From a development point of view, working within a virtual environment gives developers a playground to work within. They can use the cloud to rapidly provision new instances, and snapshots let them reset a VM to a known stable configuration. However, the images themselves are large and therefore not as portable as they might desire.
VM security pros
There is a strong segmentation boundary between workloads and between guest and hypervisor.
It facilitates easy physical-to-virtual migration in situations where physical hardware is being outmoded.
Snapshots can assist with testing of patching efforts and development.
VM security cons
While rare, segmentation attacks still can and do happen.
Virtual workloads are large and therefore less portable.

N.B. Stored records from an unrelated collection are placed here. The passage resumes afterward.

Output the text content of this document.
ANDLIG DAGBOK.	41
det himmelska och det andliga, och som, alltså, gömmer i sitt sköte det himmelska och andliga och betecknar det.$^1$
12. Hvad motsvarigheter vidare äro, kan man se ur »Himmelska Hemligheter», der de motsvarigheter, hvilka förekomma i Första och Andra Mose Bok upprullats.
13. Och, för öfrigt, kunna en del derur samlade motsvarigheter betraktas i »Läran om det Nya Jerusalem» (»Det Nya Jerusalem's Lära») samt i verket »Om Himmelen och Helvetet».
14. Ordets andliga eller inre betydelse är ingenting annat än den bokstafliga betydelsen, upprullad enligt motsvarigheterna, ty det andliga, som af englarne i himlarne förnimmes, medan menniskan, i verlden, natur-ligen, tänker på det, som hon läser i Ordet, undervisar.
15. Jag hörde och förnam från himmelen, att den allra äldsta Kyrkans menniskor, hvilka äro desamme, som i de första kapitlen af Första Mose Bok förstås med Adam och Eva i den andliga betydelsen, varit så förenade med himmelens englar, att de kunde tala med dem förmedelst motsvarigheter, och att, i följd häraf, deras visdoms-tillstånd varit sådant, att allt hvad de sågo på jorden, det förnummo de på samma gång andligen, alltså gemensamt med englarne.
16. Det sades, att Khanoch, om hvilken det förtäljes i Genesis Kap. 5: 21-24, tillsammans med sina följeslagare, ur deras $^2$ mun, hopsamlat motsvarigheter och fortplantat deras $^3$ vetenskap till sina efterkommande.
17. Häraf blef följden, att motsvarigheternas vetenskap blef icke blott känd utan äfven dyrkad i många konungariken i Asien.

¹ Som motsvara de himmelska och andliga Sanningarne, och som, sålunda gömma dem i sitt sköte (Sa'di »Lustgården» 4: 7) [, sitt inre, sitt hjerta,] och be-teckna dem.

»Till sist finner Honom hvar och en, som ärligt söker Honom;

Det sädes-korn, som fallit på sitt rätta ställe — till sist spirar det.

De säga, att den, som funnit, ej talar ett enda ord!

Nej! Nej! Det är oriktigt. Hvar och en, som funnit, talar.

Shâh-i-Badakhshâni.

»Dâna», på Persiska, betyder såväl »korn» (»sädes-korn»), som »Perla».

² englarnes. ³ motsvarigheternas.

VM security best practices
To help secure your virtual environments, there are a few important principles to keep in mind (note that this is not intended to be an exhaustive list):
Get educated. Learn about the capabilities of the hypervisor platform you’re using and security features. If you’re using an IaaS provider, understand its available security features and configuration options. Stay alert to vulnerabilities affecting the hypervisor platform, as well as any that affect the underlying hardware.
Use snapshots purposefully. Snapshots can be a fantastic tool for security. They can help make patching easier, preserve a known-good state, assist with development and so on. However, they should be stored securely and managed as information within snapshots can contain server secrets, including passwords or cryptographic keys.
Manage your environment. Consider orchestration tools or other software to help manage your virtual environment. Even if you don’t go the orchestration route, keep an eye on VM usage to avoid sprawl, and keep an eye on the health and staleness of workloads to ensure they’re kept up to date.
Select compatible tools. Ensure you are using the right tools for security tasks. Understand that the tools you use will reflect your usage. For example, a virtual tap or port mirroring is different operationally between a hypervisor you own and an IaaS environment.
Comparing container vs. VM security
To compare container vs. VM and ask, “Which is more secure?” is a bit like asking: “Which is more useful: a hammer or a banana?” It depends entirely on the usage context. The banana makes for a better breakfast, but don’t try to hammer in a nail with it.
For a legacy application — maybe even one that currently resides on a physical host — a physical-to-virtual migration to a protected hypervisor might fit the bill, whereas a new application built using hundreds of microservices is perhaps a better fit for a containerized environment. Some organizations are still wary of multi-tenant container platforms due to the historical namespacing complexity with containers, while other organizations favor the advantages brought about through minimization of configuration drift. Ultimately, the choice is a decision based on where your company’s challenge areas are, your specific usage and your business context.